- Poster
- Directed by: K. Krishnamoorthy
- Screenplay by: K. Krishnamoorthy
- Story by: V. C. Guhanathan
- Produced by: K. Krishnamoorthy
- Starring: Vijayakumar; Sowcar Janaki; Sripriya;
- Cinematography: A. Somasundaram
- Edited by: B. S. Mani
- Music by: Vijaya Bhaskar
- Production company: Chitra Mahal
- Release date: 9 April 1977;
- Country: India
- Language: Tamil

= Olimayamana Ethirkalam =

Olimayamana Ethirkalam is a 1977 Indian Tamil-language film produced and directed by K. Krishnamoorthy, and co-written by V. C. Guhanathan.

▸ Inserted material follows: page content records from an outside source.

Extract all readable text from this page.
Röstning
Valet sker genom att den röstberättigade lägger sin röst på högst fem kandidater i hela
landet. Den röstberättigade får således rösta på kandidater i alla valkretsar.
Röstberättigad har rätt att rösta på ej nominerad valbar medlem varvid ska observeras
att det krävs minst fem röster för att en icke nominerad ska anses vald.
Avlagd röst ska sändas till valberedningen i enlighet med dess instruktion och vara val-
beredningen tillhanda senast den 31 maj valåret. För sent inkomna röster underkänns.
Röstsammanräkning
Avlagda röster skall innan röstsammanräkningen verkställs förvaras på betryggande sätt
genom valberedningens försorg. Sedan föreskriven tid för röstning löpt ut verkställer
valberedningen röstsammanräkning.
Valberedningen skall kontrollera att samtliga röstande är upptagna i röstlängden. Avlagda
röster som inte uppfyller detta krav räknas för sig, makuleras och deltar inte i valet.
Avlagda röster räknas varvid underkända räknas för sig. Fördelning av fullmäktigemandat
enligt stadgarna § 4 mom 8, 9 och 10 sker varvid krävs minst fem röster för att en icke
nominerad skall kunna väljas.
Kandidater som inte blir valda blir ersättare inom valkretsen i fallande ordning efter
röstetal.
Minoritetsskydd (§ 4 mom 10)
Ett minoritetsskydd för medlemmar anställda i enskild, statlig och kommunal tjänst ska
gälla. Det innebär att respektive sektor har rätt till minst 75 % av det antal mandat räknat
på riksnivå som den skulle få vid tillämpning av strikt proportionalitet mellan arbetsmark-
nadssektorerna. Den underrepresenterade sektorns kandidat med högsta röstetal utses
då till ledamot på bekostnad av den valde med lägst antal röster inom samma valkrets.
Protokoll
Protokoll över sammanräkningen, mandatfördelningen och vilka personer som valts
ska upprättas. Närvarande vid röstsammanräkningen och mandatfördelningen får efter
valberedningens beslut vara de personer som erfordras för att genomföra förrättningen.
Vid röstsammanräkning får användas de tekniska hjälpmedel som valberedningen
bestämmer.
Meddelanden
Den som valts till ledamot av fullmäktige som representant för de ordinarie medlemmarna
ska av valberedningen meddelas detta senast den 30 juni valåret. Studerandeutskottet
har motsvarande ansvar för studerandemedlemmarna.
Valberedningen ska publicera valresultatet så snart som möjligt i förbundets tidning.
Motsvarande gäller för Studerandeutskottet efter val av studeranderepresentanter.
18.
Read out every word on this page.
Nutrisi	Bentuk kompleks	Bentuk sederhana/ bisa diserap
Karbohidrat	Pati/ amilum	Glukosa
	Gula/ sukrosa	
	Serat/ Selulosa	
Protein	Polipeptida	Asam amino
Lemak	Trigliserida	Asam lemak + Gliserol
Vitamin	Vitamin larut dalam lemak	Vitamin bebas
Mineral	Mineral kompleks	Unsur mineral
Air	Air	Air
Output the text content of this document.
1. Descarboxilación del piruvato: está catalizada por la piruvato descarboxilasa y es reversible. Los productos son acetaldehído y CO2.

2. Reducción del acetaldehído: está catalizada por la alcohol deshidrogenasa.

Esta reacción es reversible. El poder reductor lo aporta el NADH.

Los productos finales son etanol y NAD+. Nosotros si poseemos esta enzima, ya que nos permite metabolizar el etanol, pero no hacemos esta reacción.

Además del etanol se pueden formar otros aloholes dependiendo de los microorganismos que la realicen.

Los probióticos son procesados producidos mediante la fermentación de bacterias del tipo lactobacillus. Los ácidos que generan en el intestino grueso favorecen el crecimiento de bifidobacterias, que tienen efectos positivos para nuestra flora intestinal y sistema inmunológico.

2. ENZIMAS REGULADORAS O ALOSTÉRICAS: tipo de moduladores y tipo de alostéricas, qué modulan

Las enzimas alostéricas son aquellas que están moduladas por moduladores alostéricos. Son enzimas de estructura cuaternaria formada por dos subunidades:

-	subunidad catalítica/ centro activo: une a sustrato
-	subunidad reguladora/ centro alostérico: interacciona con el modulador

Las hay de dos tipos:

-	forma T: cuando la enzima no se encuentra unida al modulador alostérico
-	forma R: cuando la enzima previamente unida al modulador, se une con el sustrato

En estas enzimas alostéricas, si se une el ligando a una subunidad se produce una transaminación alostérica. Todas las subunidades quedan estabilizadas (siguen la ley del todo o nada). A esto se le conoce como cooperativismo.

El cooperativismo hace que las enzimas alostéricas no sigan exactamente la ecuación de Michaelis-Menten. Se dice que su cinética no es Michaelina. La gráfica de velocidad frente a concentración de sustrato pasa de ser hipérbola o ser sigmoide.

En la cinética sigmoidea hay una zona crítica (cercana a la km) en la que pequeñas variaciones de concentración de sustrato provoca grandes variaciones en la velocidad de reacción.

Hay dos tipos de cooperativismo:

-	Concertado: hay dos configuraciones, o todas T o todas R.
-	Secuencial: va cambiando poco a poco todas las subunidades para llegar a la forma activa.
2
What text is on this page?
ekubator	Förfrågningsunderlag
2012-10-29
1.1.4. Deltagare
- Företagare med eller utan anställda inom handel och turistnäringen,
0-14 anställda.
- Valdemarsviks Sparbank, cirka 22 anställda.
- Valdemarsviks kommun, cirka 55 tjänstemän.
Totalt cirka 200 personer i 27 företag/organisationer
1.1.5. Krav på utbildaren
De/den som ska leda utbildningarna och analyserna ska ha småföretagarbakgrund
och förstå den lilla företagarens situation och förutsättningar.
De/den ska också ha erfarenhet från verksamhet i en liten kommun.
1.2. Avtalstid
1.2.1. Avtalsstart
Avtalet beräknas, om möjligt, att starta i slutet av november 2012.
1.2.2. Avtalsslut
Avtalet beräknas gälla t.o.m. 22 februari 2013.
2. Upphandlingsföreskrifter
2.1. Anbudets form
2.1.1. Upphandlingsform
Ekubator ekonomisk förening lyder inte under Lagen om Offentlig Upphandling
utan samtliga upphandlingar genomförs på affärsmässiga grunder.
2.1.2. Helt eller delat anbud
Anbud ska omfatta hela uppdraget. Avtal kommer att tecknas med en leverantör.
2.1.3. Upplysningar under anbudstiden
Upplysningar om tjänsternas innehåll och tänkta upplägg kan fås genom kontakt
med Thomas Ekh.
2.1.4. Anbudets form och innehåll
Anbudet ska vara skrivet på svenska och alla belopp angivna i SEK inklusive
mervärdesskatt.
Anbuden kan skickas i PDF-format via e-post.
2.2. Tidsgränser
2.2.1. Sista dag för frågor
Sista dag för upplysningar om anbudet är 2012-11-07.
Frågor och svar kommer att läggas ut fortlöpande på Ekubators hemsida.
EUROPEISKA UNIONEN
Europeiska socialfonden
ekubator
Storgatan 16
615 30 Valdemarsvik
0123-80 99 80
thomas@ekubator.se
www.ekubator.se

The film stars Vijayakumar, Sowcar Janaki and Sripriya. It was released on 9 April 1977.

== Production ==
Besides directing and producing the film, Krishnamoorthy also wrote the screenplay whole Guhanathan, who wrote the film's story, also wrote the dialogues. Cinematography was handled by A. Somasundaram and editing by B. S. Mani.

== Soundtrack ==
The music was composed by Vijaya Bhaskar, with lyrics by Kannadasan.

Track listing
| No. | Title | Singer(s) | Length |
|---|---|---|---|
| 1. | "Mamadurai Naattinil" | S. P. Balasubrahmanyam, Vani Jairam |  |
| 2. | "Dasaratha Rajakumara" | Thangappan |  |
| 3. | "Kudumbathin Thalaivi" | Vani Jairam |  |
| 4. | "Vaishnava Janatho" | Vani Jairam |  |

== Release and reception ==
Olimayamana Ethirkalam was released on 9 April 1977. Kanthan of Kalki felt Vijayakumar was underutilised, and though the film's title is nice the film itself is average.